「3位は現状このチームでのベストリザルト」
そして、決勝レース。
14位スタートから琢磨は最初のピット・ストップを迎えるまでに3つポジションを上げていた。しかも、最も燃料をセーブ出来たため、2周に渡ってリード・ラップまで記録した。
だが、好事魔多し。右リヤ・ホイールの締め付けが悪く、再度ピット・インする羽目に陥った。これで順位は31位まで転落してしまう。しかし、琢磨は「500マイルの長丁場。諦めないでいこう」と気を取り直し、追撃を開始。
最後のリスタートの時点では5位まで這い上がっていた。ラスト14周、琢磨はリスタート直後のターン1でエド・カーペンターをアウトから抜き、続くターン2でジョセフ・ニューガーデンのインすらうかがう。

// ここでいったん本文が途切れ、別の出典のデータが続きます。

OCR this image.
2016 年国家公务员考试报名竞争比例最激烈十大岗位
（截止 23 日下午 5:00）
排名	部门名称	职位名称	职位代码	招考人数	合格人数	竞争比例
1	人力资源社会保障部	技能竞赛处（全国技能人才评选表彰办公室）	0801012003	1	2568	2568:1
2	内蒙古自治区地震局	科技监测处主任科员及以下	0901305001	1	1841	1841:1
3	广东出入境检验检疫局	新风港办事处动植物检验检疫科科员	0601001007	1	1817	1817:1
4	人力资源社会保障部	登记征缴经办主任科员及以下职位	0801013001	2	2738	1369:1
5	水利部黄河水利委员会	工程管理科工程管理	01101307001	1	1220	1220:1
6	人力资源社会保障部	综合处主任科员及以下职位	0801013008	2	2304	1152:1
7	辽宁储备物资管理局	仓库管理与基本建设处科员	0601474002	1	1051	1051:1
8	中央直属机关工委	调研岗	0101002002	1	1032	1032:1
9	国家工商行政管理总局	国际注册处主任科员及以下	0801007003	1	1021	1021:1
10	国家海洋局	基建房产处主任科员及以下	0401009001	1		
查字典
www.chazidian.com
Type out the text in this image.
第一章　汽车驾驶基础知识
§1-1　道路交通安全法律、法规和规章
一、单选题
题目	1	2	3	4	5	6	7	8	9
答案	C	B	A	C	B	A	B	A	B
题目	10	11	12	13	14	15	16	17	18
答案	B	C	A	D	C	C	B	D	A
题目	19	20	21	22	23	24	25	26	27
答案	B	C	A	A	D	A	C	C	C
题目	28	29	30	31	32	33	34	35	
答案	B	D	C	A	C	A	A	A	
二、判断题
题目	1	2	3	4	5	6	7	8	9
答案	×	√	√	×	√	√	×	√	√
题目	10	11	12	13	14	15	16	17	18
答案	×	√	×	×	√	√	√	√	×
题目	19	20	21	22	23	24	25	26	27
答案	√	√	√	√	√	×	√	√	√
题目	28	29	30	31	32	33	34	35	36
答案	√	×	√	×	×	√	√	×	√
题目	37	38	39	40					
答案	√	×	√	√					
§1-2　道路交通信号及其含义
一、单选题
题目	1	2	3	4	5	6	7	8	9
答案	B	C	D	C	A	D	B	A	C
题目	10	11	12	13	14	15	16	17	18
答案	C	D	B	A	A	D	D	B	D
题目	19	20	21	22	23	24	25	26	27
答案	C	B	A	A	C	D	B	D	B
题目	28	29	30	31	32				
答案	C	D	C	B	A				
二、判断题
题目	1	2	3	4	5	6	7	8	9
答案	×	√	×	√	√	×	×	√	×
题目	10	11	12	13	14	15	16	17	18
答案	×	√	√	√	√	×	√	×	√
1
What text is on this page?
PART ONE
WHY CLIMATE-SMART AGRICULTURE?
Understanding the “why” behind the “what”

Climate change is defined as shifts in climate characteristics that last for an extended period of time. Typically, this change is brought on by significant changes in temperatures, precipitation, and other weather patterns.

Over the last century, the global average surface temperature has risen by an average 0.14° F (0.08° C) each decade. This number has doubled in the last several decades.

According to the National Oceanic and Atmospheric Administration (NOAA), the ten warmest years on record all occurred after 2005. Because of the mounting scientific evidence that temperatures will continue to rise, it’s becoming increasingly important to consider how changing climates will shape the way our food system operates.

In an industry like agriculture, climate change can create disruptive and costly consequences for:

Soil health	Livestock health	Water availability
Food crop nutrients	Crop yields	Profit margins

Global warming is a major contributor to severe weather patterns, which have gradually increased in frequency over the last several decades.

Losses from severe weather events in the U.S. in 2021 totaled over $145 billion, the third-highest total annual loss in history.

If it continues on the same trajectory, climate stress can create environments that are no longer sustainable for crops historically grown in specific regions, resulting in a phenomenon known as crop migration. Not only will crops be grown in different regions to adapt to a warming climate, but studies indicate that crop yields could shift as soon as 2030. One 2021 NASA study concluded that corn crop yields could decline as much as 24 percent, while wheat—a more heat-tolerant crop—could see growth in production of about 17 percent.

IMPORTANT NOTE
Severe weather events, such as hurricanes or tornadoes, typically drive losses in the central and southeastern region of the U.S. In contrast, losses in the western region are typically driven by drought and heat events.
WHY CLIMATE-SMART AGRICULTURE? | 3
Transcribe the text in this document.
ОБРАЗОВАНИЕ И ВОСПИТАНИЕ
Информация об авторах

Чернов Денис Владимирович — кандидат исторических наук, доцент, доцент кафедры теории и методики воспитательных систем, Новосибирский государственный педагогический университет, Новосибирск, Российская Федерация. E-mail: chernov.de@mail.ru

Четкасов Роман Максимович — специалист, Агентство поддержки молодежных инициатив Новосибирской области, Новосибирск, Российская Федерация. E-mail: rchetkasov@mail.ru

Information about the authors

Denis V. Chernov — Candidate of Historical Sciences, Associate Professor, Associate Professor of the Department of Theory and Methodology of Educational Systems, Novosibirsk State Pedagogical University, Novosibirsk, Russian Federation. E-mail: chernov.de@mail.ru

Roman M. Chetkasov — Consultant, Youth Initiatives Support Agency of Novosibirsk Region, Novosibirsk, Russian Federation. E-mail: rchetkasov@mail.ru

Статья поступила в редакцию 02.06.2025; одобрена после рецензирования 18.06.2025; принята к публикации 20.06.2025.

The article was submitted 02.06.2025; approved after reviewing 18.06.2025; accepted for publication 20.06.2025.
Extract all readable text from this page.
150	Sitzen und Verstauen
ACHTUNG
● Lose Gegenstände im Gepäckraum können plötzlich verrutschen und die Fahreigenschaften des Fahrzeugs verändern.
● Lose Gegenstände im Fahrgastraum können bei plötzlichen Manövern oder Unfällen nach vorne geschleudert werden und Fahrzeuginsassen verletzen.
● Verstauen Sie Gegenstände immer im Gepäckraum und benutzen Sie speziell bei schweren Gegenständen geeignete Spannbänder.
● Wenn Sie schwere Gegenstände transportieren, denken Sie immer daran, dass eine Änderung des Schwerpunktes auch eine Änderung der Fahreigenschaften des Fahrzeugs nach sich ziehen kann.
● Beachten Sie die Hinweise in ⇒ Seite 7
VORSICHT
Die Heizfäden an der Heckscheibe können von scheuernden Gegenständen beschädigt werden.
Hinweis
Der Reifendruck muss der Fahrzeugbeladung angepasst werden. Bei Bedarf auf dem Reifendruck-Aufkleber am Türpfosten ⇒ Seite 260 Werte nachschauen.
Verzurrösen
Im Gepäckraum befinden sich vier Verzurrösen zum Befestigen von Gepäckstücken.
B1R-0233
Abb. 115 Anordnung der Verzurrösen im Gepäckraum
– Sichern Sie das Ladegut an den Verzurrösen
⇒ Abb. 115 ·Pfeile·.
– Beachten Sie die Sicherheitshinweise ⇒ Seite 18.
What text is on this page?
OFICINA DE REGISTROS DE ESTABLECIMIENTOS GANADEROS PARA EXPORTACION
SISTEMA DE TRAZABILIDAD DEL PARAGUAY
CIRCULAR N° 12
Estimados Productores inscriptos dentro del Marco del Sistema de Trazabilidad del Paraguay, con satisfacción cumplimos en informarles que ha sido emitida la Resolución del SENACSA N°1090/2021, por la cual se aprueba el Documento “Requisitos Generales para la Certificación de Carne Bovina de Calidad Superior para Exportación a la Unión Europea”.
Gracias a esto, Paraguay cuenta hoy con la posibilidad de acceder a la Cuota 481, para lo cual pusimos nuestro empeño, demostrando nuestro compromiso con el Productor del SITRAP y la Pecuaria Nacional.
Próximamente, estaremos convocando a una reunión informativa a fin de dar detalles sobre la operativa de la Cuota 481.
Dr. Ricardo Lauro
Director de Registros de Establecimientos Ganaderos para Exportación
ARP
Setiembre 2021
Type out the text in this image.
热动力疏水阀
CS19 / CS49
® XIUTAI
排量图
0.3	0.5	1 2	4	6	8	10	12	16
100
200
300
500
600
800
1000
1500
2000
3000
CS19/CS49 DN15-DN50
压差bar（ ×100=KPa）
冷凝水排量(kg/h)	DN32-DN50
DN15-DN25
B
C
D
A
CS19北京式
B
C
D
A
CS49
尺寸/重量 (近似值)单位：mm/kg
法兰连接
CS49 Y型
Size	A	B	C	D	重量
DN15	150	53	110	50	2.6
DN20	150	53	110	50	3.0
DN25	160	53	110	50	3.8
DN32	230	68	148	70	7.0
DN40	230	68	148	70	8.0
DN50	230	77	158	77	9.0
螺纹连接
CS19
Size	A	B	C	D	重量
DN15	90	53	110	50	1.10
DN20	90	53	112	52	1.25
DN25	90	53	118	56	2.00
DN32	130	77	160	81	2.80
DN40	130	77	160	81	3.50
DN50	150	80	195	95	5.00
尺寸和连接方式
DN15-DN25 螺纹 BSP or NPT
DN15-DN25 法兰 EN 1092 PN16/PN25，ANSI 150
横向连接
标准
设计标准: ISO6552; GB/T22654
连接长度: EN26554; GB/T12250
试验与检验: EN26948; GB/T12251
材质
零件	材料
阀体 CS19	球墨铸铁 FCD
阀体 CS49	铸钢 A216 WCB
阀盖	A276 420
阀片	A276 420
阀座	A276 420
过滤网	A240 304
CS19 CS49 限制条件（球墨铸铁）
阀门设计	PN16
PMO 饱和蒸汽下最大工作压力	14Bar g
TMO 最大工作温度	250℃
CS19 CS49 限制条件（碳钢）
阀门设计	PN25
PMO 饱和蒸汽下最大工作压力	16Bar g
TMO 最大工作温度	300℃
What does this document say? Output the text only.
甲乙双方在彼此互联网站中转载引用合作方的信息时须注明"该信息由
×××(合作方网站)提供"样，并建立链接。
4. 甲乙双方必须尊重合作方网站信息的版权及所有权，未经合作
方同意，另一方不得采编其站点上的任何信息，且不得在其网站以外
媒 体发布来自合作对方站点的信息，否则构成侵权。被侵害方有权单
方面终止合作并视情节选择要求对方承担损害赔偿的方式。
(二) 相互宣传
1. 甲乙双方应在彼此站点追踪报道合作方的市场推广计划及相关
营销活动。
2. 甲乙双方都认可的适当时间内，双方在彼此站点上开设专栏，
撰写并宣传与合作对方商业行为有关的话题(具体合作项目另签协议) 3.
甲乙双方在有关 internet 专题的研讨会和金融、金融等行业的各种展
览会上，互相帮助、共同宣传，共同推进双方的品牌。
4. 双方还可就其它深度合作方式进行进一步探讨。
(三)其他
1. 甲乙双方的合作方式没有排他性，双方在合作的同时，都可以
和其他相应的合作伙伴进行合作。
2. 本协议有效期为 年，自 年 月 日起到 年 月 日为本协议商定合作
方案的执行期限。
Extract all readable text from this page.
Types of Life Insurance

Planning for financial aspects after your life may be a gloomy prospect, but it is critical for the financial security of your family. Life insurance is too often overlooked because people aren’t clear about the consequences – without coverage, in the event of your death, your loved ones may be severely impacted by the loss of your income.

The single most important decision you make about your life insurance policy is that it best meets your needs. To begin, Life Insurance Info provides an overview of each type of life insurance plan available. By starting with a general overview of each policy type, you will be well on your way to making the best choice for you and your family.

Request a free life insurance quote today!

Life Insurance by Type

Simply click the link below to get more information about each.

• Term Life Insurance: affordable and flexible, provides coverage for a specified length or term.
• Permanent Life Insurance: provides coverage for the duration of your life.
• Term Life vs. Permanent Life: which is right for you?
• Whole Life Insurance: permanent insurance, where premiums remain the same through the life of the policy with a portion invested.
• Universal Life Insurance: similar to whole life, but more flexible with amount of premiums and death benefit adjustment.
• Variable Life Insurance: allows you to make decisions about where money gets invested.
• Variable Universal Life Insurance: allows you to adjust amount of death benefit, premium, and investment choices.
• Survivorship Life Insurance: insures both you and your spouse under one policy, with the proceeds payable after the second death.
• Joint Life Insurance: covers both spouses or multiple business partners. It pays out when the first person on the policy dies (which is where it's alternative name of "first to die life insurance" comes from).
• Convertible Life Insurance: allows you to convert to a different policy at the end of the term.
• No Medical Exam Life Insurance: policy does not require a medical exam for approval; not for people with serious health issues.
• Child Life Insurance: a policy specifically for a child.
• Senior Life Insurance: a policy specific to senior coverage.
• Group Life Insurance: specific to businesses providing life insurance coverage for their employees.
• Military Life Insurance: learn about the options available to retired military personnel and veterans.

バックストレートでカーペンターがインから抜き返そうとするも琢磨はターン3でアウトから車体を合わせサイド・バイ・サイドで押さえ切る。
さらにラスト9周でジョセフ・ニューガーデンをターン3のアウトから仕留めた。スタンドからは大歓声が上がる。あとふたり。トップのシモン・パジェノーと2位のアレクサンダー・ロッシの背後まで迫ったが、このふたりは速い。ロッシが残り3周でトップに立つも、残り2周のターン3でパジェノーが再びその座を奪い返した。
ファイナル・ラップ。ロッシが最後の力を振り絞ってバック・ストレッチで並ぼうとするのをパジェノーは強引に防ぐ。そして、シモン・パジェノーがインディー500初優勝を飾った。琢磨はその攻防に加わることは出来なかったが、トップからわずか0.3413秒差の3位に食い込んだ。
「ロッシに挑戦したかったけれど、届かなかった。パジェノーは王者の走りで500を制したと思います。心から祝福したいです。ターン3をアウトから行くのは一昨年、エリオ(カストロネベスとの戦い)から教わりました。(3位は)現状、このチームでベストのリザルトだと思います。最後は暑くてスライドしてしまって厳しかったです」と琢磨。
堂々3位の結果を出して琢磨の10回目のインディー500が終わった。